In a time when climate change is a constant looming threat, when our oceans are filled with plastic and non-bio-degradable waste and our natural resources are dwindling, a circular economy might be the best hope we have for our planet.
But circular economy is great for business too. The World Economic Forum puts the potential economic benefit of transitioning to a circular economy at USD 1 trillion annually worldwide and a South Australian report suggests it could create over 25,000 jobs there by 2030. These benefits come from activities such as developing bio-based materials; activating underutilised assets such as office space or cars; services to resell, maintain, repair and remanufacture goods as well as expanding the recycling industry.
Behind Loop Circular Economy Platform is more than a decade of research and practical work in the industy. Co-founder Bricout was born and bred in Adelaide, before moving to Europe to work on research with companies who are now the best examples of the circular economy.
In November 2017, the Loop team held a conference in Adelaide called Powering the Change to a Circular Economy. More than 200 people from across Australia came together with a thirst to learn how the principles of a circular economy can apply to their own businesses. The best part about the circular economy is that it's principles can, and should, apply to every single stage of a product's life right down to the creation of energy for manufacturing products.
Following the success of the Conference, Bricout and Melissa Miller realised that to make a significant impact and to really push for a circular economy in Australia they needed a hub where businesses could come and learn about how to integrate the principle.

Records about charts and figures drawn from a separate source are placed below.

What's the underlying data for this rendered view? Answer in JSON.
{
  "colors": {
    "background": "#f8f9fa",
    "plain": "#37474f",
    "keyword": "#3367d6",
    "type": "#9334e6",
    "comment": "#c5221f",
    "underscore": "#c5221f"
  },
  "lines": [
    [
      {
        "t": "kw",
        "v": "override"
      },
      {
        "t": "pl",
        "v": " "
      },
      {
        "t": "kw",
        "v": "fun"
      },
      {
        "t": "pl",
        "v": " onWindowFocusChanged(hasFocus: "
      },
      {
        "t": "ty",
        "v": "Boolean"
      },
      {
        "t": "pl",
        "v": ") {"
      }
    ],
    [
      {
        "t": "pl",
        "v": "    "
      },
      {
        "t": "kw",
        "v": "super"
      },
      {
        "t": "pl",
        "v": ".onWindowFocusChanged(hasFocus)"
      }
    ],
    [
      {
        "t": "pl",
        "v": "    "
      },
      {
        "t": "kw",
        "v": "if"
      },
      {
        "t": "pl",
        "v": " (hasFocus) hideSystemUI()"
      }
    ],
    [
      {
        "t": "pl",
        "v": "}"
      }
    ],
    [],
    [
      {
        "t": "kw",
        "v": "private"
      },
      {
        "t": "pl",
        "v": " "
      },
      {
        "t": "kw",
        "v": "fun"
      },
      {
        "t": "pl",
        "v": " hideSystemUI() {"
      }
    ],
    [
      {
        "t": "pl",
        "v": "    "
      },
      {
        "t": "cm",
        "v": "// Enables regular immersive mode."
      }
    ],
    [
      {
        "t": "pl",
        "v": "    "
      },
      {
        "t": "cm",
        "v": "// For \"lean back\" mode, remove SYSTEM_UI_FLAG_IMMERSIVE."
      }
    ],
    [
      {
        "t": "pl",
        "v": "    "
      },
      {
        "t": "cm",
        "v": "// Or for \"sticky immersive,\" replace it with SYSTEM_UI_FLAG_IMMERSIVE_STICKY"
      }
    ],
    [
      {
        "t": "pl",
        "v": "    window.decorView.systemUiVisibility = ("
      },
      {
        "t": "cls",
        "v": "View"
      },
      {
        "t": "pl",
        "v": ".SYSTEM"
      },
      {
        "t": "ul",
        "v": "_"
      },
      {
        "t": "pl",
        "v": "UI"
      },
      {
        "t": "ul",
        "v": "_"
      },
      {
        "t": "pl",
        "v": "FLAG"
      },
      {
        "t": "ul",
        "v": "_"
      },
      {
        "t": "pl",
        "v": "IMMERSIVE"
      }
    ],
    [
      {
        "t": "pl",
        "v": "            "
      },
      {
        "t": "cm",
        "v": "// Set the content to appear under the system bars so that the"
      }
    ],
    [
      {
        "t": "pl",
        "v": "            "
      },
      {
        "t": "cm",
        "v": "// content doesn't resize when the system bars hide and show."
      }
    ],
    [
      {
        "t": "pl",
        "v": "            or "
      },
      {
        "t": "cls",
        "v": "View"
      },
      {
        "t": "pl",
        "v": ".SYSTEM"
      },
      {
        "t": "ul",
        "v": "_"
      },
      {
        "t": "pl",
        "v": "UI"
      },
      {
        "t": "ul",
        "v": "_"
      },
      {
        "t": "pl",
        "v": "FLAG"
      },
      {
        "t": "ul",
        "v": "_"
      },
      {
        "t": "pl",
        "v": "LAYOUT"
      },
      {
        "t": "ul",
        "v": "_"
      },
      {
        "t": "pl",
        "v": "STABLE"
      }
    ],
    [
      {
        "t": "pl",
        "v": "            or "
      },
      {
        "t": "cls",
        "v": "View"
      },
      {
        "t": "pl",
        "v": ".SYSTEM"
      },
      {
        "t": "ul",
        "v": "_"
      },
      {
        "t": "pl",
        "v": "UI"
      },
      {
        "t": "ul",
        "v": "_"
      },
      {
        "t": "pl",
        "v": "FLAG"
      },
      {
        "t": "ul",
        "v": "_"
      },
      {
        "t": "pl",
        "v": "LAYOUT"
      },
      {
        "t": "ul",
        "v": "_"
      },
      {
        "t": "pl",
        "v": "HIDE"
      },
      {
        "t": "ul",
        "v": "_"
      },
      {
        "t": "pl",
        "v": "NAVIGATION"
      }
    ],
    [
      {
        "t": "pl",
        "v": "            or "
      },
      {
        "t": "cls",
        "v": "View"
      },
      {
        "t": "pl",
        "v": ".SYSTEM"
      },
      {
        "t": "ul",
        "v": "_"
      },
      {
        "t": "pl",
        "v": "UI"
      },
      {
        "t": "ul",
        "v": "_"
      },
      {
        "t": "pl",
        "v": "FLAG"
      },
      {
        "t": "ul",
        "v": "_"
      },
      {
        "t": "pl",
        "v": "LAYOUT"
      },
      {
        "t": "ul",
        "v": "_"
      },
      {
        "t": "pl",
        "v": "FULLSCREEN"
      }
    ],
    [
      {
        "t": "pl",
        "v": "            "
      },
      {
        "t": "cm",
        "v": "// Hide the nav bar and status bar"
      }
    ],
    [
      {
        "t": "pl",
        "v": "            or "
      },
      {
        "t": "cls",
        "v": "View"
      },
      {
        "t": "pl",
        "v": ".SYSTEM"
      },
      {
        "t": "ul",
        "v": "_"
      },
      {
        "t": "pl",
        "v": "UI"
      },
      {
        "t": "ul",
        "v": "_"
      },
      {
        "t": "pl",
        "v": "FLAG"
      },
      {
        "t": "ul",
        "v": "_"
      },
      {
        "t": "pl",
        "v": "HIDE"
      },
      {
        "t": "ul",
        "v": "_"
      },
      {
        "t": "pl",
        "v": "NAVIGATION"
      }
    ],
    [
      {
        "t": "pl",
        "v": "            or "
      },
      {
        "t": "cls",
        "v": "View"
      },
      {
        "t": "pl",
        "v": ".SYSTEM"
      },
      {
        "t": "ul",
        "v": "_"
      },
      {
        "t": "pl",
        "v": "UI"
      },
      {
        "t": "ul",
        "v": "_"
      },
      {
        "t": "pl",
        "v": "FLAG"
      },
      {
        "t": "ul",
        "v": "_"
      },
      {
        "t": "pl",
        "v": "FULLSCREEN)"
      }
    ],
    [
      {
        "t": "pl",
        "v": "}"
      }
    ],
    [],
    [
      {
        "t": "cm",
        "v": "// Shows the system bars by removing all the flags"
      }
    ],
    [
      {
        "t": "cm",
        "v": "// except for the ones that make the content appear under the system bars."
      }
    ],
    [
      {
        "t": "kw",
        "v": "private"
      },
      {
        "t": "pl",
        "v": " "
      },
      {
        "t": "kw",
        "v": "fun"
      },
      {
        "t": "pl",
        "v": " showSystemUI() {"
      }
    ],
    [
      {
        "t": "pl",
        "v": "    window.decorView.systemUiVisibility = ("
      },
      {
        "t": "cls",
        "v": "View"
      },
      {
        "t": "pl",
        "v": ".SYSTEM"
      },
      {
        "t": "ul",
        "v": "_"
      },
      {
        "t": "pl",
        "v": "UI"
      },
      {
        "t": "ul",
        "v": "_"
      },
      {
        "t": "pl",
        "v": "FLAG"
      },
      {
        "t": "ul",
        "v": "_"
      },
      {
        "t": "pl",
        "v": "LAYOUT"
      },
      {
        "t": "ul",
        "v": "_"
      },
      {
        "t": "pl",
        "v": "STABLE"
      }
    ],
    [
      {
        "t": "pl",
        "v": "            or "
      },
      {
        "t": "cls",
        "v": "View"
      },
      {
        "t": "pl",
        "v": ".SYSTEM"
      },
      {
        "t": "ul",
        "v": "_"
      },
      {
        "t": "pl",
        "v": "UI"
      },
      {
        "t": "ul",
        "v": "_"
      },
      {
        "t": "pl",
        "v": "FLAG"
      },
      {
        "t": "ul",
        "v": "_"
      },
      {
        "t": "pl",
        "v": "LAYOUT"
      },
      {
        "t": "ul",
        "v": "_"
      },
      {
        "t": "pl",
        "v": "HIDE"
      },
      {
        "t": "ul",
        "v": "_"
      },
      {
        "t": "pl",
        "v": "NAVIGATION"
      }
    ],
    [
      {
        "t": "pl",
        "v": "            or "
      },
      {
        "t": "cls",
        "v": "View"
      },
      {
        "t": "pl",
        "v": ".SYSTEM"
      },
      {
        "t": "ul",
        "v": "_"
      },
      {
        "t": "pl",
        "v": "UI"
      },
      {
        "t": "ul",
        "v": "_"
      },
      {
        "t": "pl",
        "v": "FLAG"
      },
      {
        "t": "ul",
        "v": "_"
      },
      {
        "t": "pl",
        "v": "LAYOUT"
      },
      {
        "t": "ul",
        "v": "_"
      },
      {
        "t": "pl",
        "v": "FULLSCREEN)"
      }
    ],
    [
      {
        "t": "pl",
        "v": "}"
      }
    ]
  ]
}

On Wednesday 27th June, Loop launched in the Adelaide CBD. With the help of Renew Adelaide, the team has a brand new office which had fresh carpet laid by international flooring company Tarkett (both groups are prime examples of the circular economy).
In attendance were representatives from Tarkett, Ikea (which just announced its commitment to the circular economy in Australia) and the Finnish Innovation Fund (which sets $60 million dollars aside every year to power up businesses that run within the circular economy).
Bricout says the aim of Loop is simple; to instigate change towards the circular economy in Australia by bringing together business, government and research.
"I spent 13 years in France working on these questions and what I found over there is that the real innovation happens when a lot of different people with different expertise were at the table to make things work," says Bricout.
"I came back home in 2016 and I've been really energised by the amount of people trying to make things happen in Australia but it's not linked up. It's not easy for them to work together. It's not easy for businesses to hook in and ask how it's tangible. That's why we decided to found Loop as a not-for-profit organisation to really create that space where these different stakeholders can come together and create really exciting projects around this."